EFDA-JET-CP(14)05/12
Feature Selection for Disruption Prediction from Scratch in JET by using Genetic Algorithms and Probabilistic Predictors
Recently, a probabilistic classifier has been developed at JET to be used as predictor from scratch. It has been applied to a database of 1237 JET ITER-like wall discharges (of which 201 disrupted) with good results: success rate of 94% and false alarm rate of 4.21%. A combinatorial analysis between 14 features to ensure the selection of the best ones to achieve good enough results in terms of success rate and false alarm rate was performed. All possible combinations with a number of features between 2 and 7 were tested and 9893 different predictors were analyzed. An important drawback in this analysis was the time required to compute the results that can be estimated in 1731 hours (~2.4 months). Genetic algorithms (GA) are searching algorithms that simulate the process of natural selection. In this article, the GA and the Venn predictors are combined with the objective not only of finding good enough features within the 14 available ones but also of reducing the computational time requirements. Five different performance metrics as measures of the GA fitness function have been evaluated. The measure F1-score needed 15 generations to reach the highest fitness value, equivalent to assess 420 predictors at 73.5 hours. Accuracy-rate measure required 12 generations (336 predictors at 58.8 hours).
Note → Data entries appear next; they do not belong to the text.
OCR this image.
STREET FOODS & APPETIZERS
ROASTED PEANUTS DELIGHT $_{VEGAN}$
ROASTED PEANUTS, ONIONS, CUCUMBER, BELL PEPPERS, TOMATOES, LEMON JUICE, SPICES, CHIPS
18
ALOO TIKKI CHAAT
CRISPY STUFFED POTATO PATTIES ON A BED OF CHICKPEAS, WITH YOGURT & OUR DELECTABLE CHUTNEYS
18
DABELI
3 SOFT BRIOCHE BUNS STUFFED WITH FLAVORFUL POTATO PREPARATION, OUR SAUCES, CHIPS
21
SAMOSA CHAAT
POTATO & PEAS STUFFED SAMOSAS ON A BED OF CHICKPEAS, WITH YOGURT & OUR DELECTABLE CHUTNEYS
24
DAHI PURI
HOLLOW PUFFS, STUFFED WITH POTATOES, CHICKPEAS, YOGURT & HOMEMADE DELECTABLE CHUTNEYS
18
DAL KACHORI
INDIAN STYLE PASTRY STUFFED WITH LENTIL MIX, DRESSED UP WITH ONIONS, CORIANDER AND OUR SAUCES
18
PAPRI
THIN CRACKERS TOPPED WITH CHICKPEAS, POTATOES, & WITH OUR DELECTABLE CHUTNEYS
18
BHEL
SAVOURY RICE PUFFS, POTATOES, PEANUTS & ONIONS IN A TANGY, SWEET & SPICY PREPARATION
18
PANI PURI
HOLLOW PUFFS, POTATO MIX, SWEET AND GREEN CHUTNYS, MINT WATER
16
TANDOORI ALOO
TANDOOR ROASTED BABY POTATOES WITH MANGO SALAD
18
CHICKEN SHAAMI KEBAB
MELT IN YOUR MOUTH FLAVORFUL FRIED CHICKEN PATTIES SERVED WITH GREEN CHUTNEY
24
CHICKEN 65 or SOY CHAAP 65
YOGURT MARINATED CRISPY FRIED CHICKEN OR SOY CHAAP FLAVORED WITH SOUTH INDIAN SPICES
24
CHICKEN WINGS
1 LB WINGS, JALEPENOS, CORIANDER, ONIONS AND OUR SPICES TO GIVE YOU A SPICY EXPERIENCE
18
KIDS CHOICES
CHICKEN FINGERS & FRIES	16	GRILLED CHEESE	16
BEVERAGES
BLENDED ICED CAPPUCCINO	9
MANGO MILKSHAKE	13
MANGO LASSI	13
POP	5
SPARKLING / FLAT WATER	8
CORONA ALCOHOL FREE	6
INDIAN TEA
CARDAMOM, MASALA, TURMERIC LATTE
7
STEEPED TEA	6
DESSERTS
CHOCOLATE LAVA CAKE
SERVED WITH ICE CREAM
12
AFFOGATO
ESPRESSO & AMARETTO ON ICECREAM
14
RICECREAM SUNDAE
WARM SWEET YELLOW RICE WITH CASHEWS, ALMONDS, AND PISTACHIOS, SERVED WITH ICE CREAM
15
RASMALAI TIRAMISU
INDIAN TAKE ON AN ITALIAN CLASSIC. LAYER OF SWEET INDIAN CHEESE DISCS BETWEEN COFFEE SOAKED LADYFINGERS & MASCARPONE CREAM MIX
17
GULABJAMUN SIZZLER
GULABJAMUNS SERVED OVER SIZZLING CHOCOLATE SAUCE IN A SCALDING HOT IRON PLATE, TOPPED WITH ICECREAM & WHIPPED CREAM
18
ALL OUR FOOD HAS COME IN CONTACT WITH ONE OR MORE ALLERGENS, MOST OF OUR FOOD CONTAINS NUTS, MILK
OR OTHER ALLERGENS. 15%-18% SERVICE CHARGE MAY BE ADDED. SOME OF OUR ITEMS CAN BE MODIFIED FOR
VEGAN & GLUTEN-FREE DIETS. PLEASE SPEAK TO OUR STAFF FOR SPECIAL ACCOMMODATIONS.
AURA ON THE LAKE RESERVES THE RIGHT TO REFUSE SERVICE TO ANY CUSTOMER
Matthew's correlation coefficient (MCC) found the most relevant features after 8 generations (224 predictors, 39.2 hours). Markedness measurement scored 7 generations (196 predictors, 34.3 hours) and the best assessment was the measure called Informedness (the difference of success rate and false alarms), with just 6 generations (168 predictors at 29.4 hours). In all cases, the results show a success rate of 94% and a false alarm rate of 4.21%.